Health Care's Next Crisis
Digitizing medical records may be a cornerstone of the Obama health-care plan but Abraham Verghese argues it misses a far greater problem: the shortage of primary-care physicians.
President Obama’s proposal to solve the nation’s health-care woes includes a plan to commit billions of dollars to “digitizing” medical records. Incredibly, there is much more money flagged for that goal than for easing the critical shortage of primary-care physicians. That suggests to me that there’s a voice not being heard in this debate. It’s not the voice of Medicare or insurance companies or organized medicine--it’s the patient’s voice.
If health-care reform puts billions of dollars into programs that add more computer screens and create more iPatients, but does nothing for the true care of the patient, things will only get worse.
The patient’s voice, alas, is difficult to hear even in our hospitals, because the patient in the bed is overshadowed by machines and activity; the anxious soul under the covers has become a mere icon for the “real” patient in the computer. Indeed, the “iPatient” (my term for this virtual patient entity) has never been better cared for: buffed up and polished, with pop-up flags telling physicians when to feed and bleed and send postcards to bring them back to the office. And if health-care reform puts billions of dollars into programs that add more computer screens and create more iPatients, but does nothing for the true care of the patient, things will only get worse.
Real patients will tell you they want real, live physicians. Most diagnoses can be found in the patient’s history, in the story the patient has to tell. But you can’t hear it if you aren’t listening, and you can’t listen if you’re staring at the computer screen. You have to be with the patient to hear their story; the telling is important. Real patients want someone whose examining skills, when combined with common sense and sound judgment, can spare us the costly, blind, shotgun, ‘tick-all-the-boxes” kind of testing and imaging that has come to be the American brand of medicine. We want a doctor who orders tests judiciously, who calls in specialists sparingly, and who rides herd on them and weighs and translates what they say. What we want, in other words, is a primary-care physician.
A bank collapse, an auto-industry collapse, hurts the pocketbook and is easily measured. But the dwindling numbers of primary-care physicians is just as devastating and will cost us even more in the health of our nation. That‘s the crisis we are facing. Instead of pouring money into “digitizing the medical records,” we need to rescue primary care.
Medicare (and therefore insurance companies) reimburses doctors in a way that creates a disincentive for listening to the patient, a disincentive for thinking. Doing, by contrast (cutting, poking, probing, scoping, scraping, freezing, inserting, shaving, biopsying, lasering, tightening, injecting, imaging), pays a lot more than thinking. Our graduating medical students carry huge college debts and are forced to be pragmatists. If they go into primary care, they know it means long hours, vanishing amounts of time per patient, and an income that is one-fifth to one-tenth of a classmate who picks a procedure-based specialty. It’s not much of a choice. It explains why dermatology has become hugely popular as a specialty. But the earning incentives continue to corrupt long after graduation. I am amazed that we physicians can own MRI and CAT-scan facilities and infusion centers, yet really think we can be objective in ordering tests or prescribing infusions that send patients to our own facilities. We are likely to resist solutions that better the lot of patients if it means taking our fingers out of the pie and money out of our wallets—in that sense we’re part of the problem.
In most European countries, the government subsidizes medical education. Even if doctors there don’t make supersized American-style incomes, they also don’t finish training in their thirties with a mountain of student loans, feeling pressured to earn as much as they can as quickly as they can to pay down the debt.

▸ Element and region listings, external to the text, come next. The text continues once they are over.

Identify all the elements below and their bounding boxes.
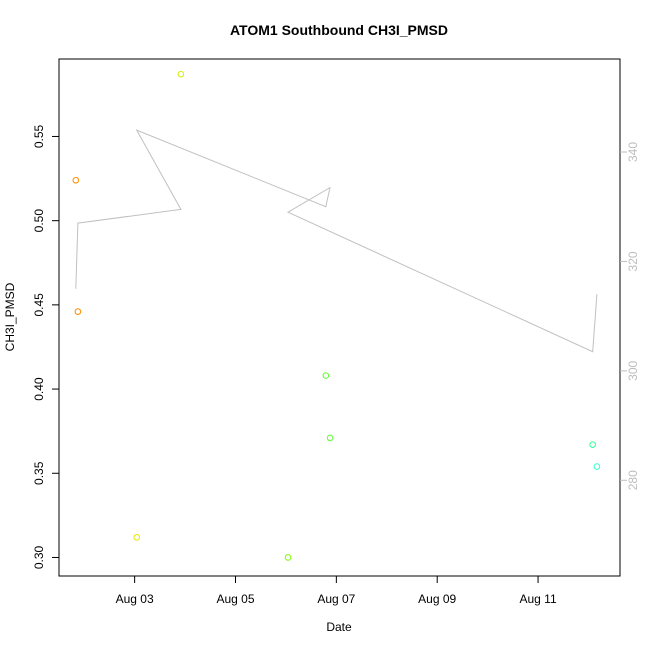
- line-series-layer: [75, 129, 598, 353]
- y2-tick-label: 340: [626, 142, 640, 162]
- x-axis-label: Date: [326, 620, 352, 634]
- x-tick-label: Aug 03: [116, 592, 154, 606]
- data-point: [593, 463, 601, 470]
- x-axis: Aug 03 Aug 05 Aug 07 Aug 09 Aug 11: [116, 576, 557, 606]
- data-point: [74, 308, 82, 315]
- x-tick-label: Aug 11: [519, 592, 556, 606]
- y2-tick-label: 320: [626, 251, 640, 271]
- y-tick-label: 0.40: [32, 377, 46, 401]
- line-series: [75, 129, 598, 353]
- x-tick-label: Aug 07: [317, 592, 355, 606]
- scatter-points-layer: [72, 70, 601, 561]
- y2-tick-label: 300: [626, 361, 640, 381]
- y-axis: 0.30 0.35 0.40 0.45 0.50 0.55: [32, 124, 59, 569]
- y2-tick-label: 280: [626, 470, 640, 490]
- y2-axis-right: 280 300 320 340: [620, 142, 640, 490]
- data-point: [326, 434, 334, 442]
- y-tick-label: 0.55: [32, 124, 46, 148]
- y-tick-label: 0.45: [32, 293, 46, 317]
- data-point: [284, 554, 292, 561]
- y-axis-label: CH3I_PMSD: [3, 282, 17, 351]
- y-tick-label: 0.35: [32, 461, 46, 485]
- x-tick-label: Aug 05: [216, 592, 254, 606]
- data-point: [322, 372, 330, 379]
- data-point: [133, 533, 141, 541]
- data-point: [589, 441, 596, 448]
- chart-title: ATOM1 Southbound CH3I_PMSD: [230, 22, 448, 38]
- y-tick-label: 0.30: [32, 545, 46, 569]
- plot-area-border: [58, 58, 621, 577]
- data-point: [177, 70, 185, 78]
- x-tick-label: Aug 09: [418, 592, 456, 606]
- y-tick-label: 0.50: [32, 209, 46, 233]
- data-point: [72, 176, 80, 184]
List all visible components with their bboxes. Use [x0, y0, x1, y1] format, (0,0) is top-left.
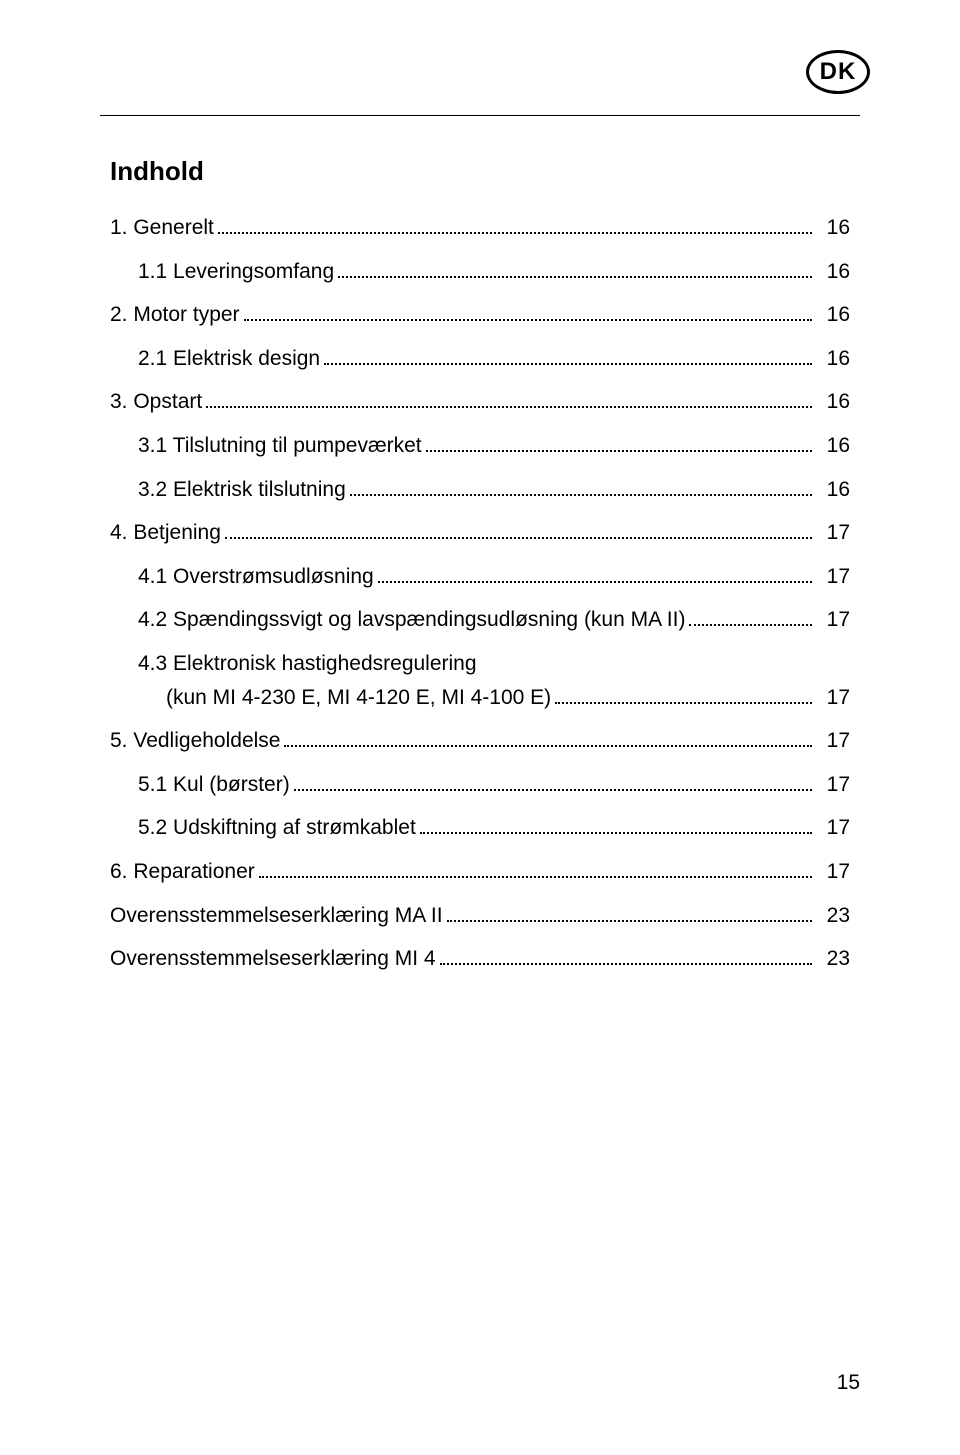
toc-label: 5.2 Udskiftning af strømkablet — [138, 811, 416, 845]
toc-label: 4.1 Overstrømsudløsning — [138, 560, 374, 594]
toc-entry: 3.1 Tilslutning til pumpeværket 16 — [110, 429, 850, 463]
toc-leader — [244, 319, 812, 321]
toc-leader — [338, 276, 812, 278]
toc-leader — [284, 745, 812, 747]
toc-page: 23 — [816, 899, 850, 933]
toc-page: 23 — [816, 942, 850, 976]
toc-label: Overensstemmelseserklæring MA II — [110, 899, 443, 933]
toc-label: 3.1 Tilslutning til pumpeværket — [138, 429, 422, 463]
toc-label: 6. Reparationer — [110, 855, 255, 889]
toc-entry: 2. Motor typer 16 — [110, 298, 850, 332]
toc-page: 16 — [816, 385, 850, 419]
toc-leader — [324, 363, 812, 365]
toc-entry: 6. Reparationer 17 — [110, 855, 850, 889]
toc-entry: 1.1 Leveringsomfang 16 — [110, 255, 850, 289]
toc-label: 3. Opstart — [110, 385, 202, 419]
toc-entry: 3. Opstart 16 — [110, 385, 850, 419]
toc-leader — [225, 537, 812, 539]
toc-entry: 4.3 Elektronisk hastighedsregulering — [110, 647, 850, 681]
toc-title: Indhold — [110, 156, 850, 187]
toc-page: 17 — [816, 855, 850, 889]
toc-entry: 4.1 Overstrømsudløsning 17 — [110, 560, 850, 594]
toc-page: 16 — [816, 298, 850, 332]
toc-label: 3.2 Elektrisk tilslutning — [138, 473, 346, 507]
toc-label: 4. Betjening — [110, 516, 221, 550]
toc-page: 17 — [816, 768, 850, 802]
toc-page: 17 — [816, 560, 850, 594]
toc-label: Overensstemmelseserklæring MI 4 — [110, 942, 436, 976]
page-number: 15 — [837, 1371, 860, 1395]
toc-page: 17 — [816, 516, 850, 550]
toc-page: 17 — [816, 681, 850, 715]
toc-entry-cont: (kun MI 4-230 E, MI 4-120 E, MI 4-100 E)… — [110, 681, 850, 715]
toc-list: 1. Generelt161.1 Leveringsomfang162. Mot… — [110, 211, 850, 976]
toc-label: 5.1 Kul (børster) — [138, 768, 290, 802]
language-badge: DK — [806, 50, 870, 94]
toc-entry: Overensstemmelseserklæring MA II 23 — [110, 899, 850, 933]
toc-page: 16 — [816, 255, 850, 289]
toc-label: 5. Vedligeholdelse — [110, 724, 280, 758]
toc-leader — [420, 832, 812, 834]
toc-leader — [294, 789, 812, 791]
toc-page: 17 — [816, 724, 850, 758]
toc-entry: 4. Betjening 17 — [110, 516, 850, 550]
toc-leader — [689, 624, 812, 626]
toc-page: 16 — [816, 429, 850, 463]
toc-leader — [218, 232, 812, 234]
toc-leader — [426, 450, 812, 452]
toc-label: 1.1 Leveringsomfang — [138, 255, 334, 289]
toc-label: 1. Generelt — [110, 211, 214, 245]
toc-leader — [350, 494, 812, 496]
toc-entry: 4.2 Spændingssvigt og lavspændingsudløsn… — [110, 603, 850, 637]
toc-label: 2.1 Elektrisk design — [138, 342, 320, 376]
toc-label: 2. Motor typer — [110, 298, 240, 332]
toc-leader — [555, 702, 812, 704]
toc-entry: 5. Vedligeholdelse 17 — [110, 724, 850, 758]
toc-entry: 2.1 Elektrisk design 16 — [110, 342, 850, 376]
toc-page: 16 — [816, 342, 850, 376]
toc-leader — [440, 963, 812, 965]
top-rule — [100, 115, 860, 116]
toc-entry: 3.2 Elektrisk tilslutning 16 — [110, 473, 850, 507]
toc-entry: 5.2 Udskiftning af strømkablet 17 — [110, 811, 850, 845]
toc-page: 17 — [816, 603, 850, 637]
toc-page: 16 — [816, 473, 850, 507]
toc-label: (kun MI 4-230 E, MI 4-120 E, MI 4-100 E) — [166, 681, 551, 715]
toc-label: 4.2 Spændingssvigt og lavspændingsudløsn… — [138, 603, 685, 637]
toc-entry: Overensstemmelseserklæring MI 4 23 — [110, 942, 850, 976]
toc-leader — [206, 406, 812, 408]
toc-entry: 5.1 Kul (børster) 17 — [110, 768, 850, 802]
toc-page: 16 — [816, 211, 850, 245]
toc-leader — [259, 876, 812, 878]
toc-leader — [447, 920, 812, 922]
toc-page: 17 — [816, 811, 850, 845]
toc-leader — [378, 581, 812, 583]
toc-label: 4.3 Elektronisk hastighedsregulering — [138, 647, 477, 681]
toc-entry: 1. Generelt 16 — [110, 211, 850, 245]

Instead of pouring billions of dollars into programs that add computer screens, here’s my suggestion: Let’s put in place a mandatory year of national service for graduating medical students, a Peace Corps-like initiative where students work in areas of America that have the greatest need for primary-care physicians. In return, the government will erase or substantially reduce their debts. This will do two things: First, it will provide a critical annual infusion of primary-care physicians into our health-care system, and second, it will cause a few young physicians to discover that caring for a small community is the kind of medicine that suits them. Those students who choose to could be allowed to buy their way out of this year of service, but they will find that students who did the year of primary-care service are given priority when applying for postgraduate training (particularly in dermatology!).
Health reform must take away the incentives to do to and replace them with incentives to do for the patient, to be with the patient. As the debate heats up and the lobbyists warm to their tasks, let’s listen to the patients, because they can tell us what’s wrong. Yes they can.
Abraham Verghese MD is Professor of Medicine, and Senior Associate Chair for the Theory and Practice of Medicine at Stanford University School of Medicine. His latest book, a medical epic, is Cutting for Stone , published by Knopf.